4 Temmuz 2016 Pazartesi

Kitap Yorumu: Locke Lamora'nın Yalanları

     Uzun bir zamandır kitap okuyamayan bu naçizane garip dostunuz, kitaplar dünyasına hangi kitapla döndü dersiniz? :)
Locke Lamora'nın Yalanları
Scott Lynch
İthaki Yayınları
Çeviren: Cihan Karamancı

İlknokta'da şuan inidirimde, tık tık.)

      Epik Fantastik dünyasına eski ama tehlikeli bir konu olan hırsızlarla dalan bir yazarla karşı karşıyayız. Yada George R. R. Martin 'in de dediği gibi muhteşem bir şekilde yazılmış bir kitapla. 'Yeni bir anlatı ustası aramıza katıldı' da denebilir. 
     Konuyu biliyorsunuzdur artık, ondan bahsetmeyeceğim bugün. Benim bahsedeceğim şey, herkesin de dikkatini çeken o üslup. Çünkü gerçekten olağanüstü bir üslupla karşı karşıyayız. Kurgunun klasik olduğu söylenebilir ama bunu çok kitap okumayan biri rahatlıkla söyleyemez; yani kurgu basitliğini örtecek derecede muazzam bir üslup var. Oldukça akıcı ve hızlı okumanıza izin veriyor (tekniklere artık ihtiyacınız yok!) 
     Sanki aramızdan biri gibi, fakat bir o kadar da farklı ve yepyeni bir dünyadan konuşuyor, o dünyaya bizi bir ısıtırken bir yandan da aradaki mesafeyi hep koruyor. Kitaba ilk başladığınızda bunu anlayacaksınız! 

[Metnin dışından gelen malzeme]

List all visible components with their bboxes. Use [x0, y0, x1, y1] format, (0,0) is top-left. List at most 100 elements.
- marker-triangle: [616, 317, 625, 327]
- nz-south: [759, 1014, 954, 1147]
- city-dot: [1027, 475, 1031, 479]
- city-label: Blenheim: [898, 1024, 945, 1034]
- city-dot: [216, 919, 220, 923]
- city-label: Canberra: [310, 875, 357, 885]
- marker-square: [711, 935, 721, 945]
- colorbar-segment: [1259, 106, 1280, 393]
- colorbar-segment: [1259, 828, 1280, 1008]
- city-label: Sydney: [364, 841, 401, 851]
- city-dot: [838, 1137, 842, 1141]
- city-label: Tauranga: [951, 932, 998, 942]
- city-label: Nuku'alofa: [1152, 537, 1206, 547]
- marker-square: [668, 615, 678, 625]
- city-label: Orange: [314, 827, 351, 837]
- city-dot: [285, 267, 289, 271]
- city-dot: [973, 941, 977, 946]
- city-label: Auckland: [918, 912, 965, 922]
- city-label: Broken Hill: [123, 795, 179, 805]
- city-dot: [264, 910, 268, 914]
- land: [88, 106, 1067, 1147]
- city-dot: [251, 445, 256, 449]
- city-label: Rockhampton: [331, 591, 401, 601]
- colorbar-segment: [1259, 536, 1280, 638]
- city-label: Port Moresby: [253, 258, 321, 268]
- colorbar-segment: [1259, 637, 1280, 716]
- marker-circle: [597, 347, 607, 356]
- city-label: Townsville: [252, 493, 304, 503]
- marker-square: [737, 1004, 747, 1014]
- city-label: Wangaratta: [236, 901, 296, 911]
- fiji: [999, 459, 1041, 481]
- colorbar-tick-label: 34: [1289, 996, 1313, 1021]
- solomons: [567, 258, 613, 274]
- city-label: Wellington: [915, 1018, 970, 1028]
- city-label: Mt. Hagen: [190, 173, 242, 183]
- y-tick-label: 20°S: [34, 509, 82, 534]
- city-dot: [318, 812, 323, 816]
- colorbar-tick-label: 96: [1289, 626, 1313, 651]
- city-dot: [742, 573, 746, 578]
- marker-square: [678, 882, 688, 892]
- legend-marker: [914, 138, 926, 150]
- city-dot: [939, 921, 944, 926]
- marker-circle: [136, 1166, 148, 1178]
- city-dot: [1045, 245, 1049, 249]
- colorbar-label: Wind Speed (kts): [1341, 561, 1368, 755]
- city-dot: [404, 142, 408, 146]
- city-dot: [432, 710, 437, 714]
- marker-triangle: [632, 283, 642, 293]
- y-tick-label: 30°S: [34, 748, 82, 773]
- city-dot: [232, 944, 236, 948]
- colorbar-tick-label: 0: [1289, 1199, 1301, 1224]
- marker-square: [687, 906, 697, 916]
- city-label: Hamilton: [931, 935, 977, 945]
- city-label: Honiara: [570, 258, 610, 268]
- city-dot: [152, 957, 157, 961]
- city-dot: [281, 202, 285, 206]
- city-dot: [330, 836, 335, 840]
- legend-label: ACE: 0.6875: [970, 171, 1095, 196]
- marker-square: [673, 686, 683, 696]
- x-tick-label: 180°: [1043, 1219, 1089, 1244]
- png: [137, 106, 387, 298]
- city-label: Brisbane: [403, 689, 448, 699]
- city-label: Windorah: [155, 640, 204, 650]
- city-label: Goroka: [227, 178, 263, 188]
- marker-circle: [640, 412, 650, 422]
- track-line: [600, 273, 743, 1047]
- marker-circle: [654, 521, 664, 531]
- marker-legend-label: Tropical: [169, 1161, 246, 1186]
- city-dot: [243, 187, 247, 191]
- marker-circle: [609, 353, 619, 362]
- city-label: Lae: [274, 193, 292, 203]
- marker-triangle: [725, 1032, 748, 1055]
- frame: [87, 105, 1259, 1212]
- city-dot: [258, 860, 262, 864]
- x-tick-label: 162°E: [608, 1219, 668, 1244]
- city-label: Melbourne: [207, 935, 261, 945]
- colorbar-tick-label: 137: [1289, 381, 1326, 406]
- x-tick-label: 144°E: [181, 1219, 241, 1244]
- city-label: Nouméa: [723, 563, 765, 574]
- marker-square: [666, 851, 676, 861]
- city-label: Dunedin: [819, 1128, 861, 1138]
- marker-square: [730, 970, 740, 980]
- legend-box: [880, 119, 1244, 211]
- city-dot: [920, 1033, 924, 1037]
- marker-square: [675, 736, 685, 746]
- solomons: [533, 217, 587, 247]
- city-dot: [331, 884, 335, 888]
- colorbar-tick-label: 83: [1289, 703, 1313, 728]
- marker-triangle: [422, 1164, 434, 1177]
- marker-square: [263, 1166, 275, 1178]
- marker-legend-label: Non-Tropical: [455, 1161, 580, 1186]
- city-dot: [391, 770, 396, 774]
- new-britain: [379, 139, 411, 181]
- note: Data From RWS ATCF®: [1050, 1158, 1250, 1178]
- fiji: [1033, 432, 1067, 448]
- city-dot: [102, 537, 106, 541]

     Ayrıca Scott abinin dünyasına ilk girerken biraz zorlanabilirsiniz; o kadar canlı ve gerçek ki; böyle bir yere ilk defa gidiyormuşsunuz hissi uyandırıyor. Bunun yanında kafanız allak bullak olabilir çünkü karakterler fazla, olaylar karışık; bir şekilde okuyan herkesin kafası başlarda karışmış. Ama sabredip devam ettiğinizde her şey öyle bir yerine oturuyor ki, Locke sanki hep aramızdaymış gibi
 Siz benim gibi yapmayın, kafanız karışınca bırakmayın! (başka sebeplerim de vardı desem kendimi affettirmiş olur muyum?) 
     Asıl hikayenin anlatıldığı bölümlerin arasında bazı kısa bölümler var. Bunlar ya geçmişe dönüyor, ya gelecek hakkında ipuçları veriyor yada bir karakteri tanıtıyor.
     Hımm... Bir de yazarın George Martin ile çok benzer bir huyu var... daha fazla açmayacağım, yoksa spoiler olur! Anlayan anladı! :D
     Kitabı okurken seslice güldüğüm, hatta deli gibi gülme krizine girdiğim kısımlar çok oldu, gerçekten altı çizilmelik, işaretlenmelik kısımları var. Bunlar hem gülmelik hem de hayat dersi veren kısımlar. Zaten evdeki son post-it lerimi de buna harcadım!
     Ana karakterimize gelince... Çok zeki, yani gerçekten çok zeki. Parasını çalacağı adama ne yapacağını anlatarak çalıyor! Gayrı siz düşünün. Fakat yakışıklı yada karizmatik biri değil; önemli olan iç güzelliktir mesajı verilmeye çalışılmış adeta, çünkü yakışıklı olmamasına rağmen dostlarına son derece bağlı ve fedakar biri. Sevince tam seven ama adam gibi sevenlerden, beklemesini bilenlerden, yaptıklarının sonucu kötü olunca gururu yüzünden bunu itiraf etmekten çekinenler gibi değil. Bizden biri gibi. Oldukça da cesur, dostlarına sonuna kadar (gerçekten) güveniyor. Üzerinde çalışıldığını hissediyorsunuz. Asla yalanlayan, karakteri tam oturmamış (yada oturtulmamış) bir insan değil.
     Yan karakterler ise çok canlı, oldukça gerçekçi. Bilirsiniz, genelde yan karakterler geçiştirilir ama burada yan karakterin de yan karakterini ben gayet kolay birbiçimde, sanki ana karaktermiş gibi aklımda canlandırabildim.           
     Ve sona gelince de... Kitabı bitirince başka bir kitabı okumak istemiyorsunuz, sanki içinizde bir burukluk kalıyor gibi değil ama daha değişik, sanki böyle... Aah neyse, anlatamayacağım! İkinci ve üçüncü kitapları da çıktı, bir hayli hızlı çeviriyor Cihan Karamancı (Rüzgarın Adı'nı da o çevirmişti) ama benim daha evde bitirmem gereken kitaplarım varr... Tam bir dramın ortasında kalmış vaziyetteyim.

     
     Neyse doslarım, siz de sakın böyle bir hazineyi bekletmeyin. Hemen edinin, okuyun, okutun bunu! İnsanlar üslup nasıl olurmuş görsünler! Muahahahhah!!! 
    
     Puanım 4,4 den 5! (Kurgu yüzünden 4,5 değil ama bu kitaba da 4 verilmez!)